News + Insights from around the Web + The Patient's Playbook Bottom Line.
Supplements Lead To More Than 23,000 Emergency Room Visits a Year
"More than half of emergency department visits due to supplements involved female patients, and weight loss and energy products were responsible in more than half the visits for patients 5 to 34 years old."
Bottom line: Always tell your doctors what medications you are taking, including any vitamins and other dietary supplements, because they can have unintended side effects and negative interactions with your other medications. Keep a personal medical inventory in your purse or wallet at all times, so that in the event of an emergency, caregivers are made aware of your current health condition, any allergies, and the medications and pills you are taking.
A Guide To the New Mammogram Recommendations
Bottom line: The age for a first mammogram has been changed from 40 to 45, for women at average risk for breast cancer. The ACS also no longer recommends clinical exams, in which doctors or nurses feel for lumps in a patient's breasts. But, as this story indicates, other leading medical organizations offer differing guidelines. When there is this much dissonance over screening recommendations, it's even more important for you to discuss with your internist what your best course of action should be, based on your family health history and personal needs.
This Company wants to Pay Patients to Act Like medical Consumers
"In Dallas, there was roughly a 21 times difference between the lowest-priced mammogram, which cost women $50, to the highest-priced test, which was $1,045. There was a 15 times difference in the prices of mammograms in New York City, which ranged from $130 up to $1,898."
—In an age of wildly disparate prices for common medical procedures, a company called
SmartShopper is paying patients to pick the lower-cost option (CNBC)
Bottom line: In our fragmented health care system, it typically doesn't cost more to get better care. But until the day comes when all institutions and caregivers are transparent about their pricing, volume, and outcomes, you can get better quality care by always going to significant instututions when you have a significiant medical problem. Most major academic hospitals in the largest cities take Medicare and all types of insurance, and they have the kind of technology, resources, and experienced staff that you may not find in a small comunnity hospital.
Is Female Pain Taken Less Seriously?
"The average emergency-room patient in the U.S. waits 28 minutes before seeing a doctor. ...Where we were, the average wait was nearly three times as long, an hour and 49 minutes.
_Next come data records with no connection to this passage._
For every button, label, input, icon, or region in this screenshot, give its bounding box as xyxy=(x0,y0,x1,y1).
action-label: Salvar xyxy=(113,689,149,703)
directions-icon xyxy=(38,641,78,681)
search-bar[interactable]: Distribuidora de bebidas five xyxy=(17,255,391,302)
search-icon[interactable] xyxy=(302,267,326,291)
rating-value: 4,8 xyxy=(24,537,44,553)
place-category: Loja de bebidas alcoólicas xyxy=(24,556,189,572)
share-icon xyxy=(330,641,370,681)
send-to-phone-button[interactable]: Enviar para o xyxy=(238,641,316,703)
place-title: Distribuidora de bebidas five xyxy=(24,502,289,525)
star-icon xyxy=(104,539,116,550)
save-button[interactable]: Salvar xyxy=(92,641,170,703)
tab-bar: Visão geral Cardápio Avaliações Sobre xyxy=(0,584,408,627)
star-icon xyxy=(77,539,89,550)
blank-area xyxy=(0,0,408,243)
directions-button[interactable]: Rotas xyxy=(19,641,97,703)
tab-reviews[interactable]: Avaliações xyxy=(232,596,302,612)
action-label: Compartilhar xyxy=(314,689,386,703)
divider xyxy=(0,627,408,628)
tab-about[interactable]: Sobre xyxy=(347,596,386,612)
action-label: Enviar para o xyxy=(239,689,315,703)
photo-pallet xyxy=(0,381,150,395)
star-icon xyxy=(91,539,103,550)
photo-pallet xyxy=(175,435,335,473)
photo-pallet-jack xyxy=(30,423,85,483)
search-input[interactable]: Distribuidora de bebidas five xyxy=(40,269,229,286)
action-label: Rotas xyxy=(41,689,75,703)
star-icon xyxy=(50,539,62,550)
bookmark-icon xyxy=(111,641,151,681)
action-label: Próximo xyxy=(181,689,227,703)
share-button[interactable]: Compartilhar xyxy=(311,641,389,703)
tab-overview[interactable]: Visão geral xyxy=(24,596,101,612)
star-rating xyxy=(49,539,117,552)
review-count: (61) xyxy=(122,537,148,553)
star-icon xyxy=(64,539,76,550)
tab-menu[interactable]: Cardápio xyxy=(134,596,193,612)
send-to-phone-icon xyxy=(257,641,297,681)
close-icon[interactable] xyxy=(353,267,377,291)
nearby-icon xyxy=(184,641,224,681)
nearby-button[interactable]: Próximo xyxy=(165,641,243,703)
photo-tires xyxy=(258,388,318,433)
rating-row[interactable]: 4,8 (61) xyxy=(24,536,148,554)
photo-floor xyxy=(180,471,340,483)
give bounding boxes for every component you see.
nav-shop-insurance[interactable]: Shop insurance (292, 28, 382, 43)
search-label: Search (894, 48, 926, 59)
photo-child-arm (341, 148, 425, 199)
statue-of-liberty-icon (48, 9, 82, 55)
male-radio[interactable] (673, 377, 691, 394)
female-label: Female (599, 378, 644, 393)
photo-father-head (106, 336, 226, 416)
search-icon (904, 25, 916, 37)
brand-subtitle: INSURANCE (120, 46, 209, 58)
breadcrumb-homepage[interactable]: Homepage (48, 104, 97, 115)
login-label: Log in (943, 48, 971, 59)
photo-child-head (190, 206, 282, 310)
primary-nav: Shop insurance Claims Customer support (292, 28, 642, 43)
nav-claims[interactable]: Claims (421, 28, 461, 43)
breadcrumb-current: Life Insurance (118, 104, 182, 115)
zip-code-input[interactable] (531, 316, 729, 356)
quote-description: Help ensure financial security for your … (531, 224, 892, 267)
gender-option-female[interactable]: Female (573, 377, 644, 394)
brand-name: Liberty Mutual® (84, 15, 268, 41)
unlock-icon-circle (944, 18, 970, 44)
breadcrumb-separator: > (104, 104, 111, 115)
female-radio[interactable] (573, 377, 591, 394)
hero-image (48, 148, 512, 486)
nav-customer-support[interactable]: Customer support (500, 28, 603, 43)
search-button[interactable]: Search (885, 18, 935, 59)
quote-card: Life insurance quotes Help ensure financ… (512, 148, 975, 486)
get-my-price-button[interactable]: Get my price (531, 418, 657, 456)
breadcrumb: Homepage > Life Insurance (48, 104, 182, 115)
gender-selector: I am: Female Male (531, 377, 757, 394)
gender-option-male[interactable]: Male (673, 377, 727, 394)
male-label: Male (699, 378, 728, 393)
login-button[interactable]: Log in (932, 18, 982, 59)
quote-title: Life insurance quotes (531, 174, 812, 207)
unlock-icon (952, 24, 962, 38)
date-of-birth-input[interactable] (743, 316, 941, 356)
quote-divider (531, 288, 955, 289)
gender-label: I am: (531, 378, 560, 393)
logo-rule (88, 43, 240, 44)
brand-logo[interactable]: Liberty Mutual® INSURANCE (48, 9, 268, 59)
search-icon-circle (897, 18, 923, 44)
Our wait would be much, much longer."
—Journalist Joe Fassler, in The Atlantic, who belives his wife was ignored in the ER because she is a woman.
Bottom line: In the confusion and urgency of an emergency department setting, it can be very difficult for any patient to be seen and understood. That's when it helps to have an advocate by your side. For tips on how to handle an emergency situation, see Leslie's tips in Oprah and read "Chapter 7: Emergency Room 101" in The Patient's Playbook.
Are Doctors Hesitant to Talk about the HPV Vaccine?
"Despite the safety and effectiveness of the vaccines, only 38 percent of teen girls and 14 percent of teen boys receive all three doses... far below rates typically in the 80 and 90 percents for other vaccines."
Bottom line: Some physicians are hesitant to talk about the vaccine because HPV is commonly—though not always—transmitted sexually. And yet, nearly all cervical cancers result from HPV infections, and a three-dose series of the vaccine protects against the strains responsible for an estimated 90 percent of HPV-related cancers. Instead of focusing on how one gets HPV, providers, teens and their parents should frame the discussion around preventing cancer.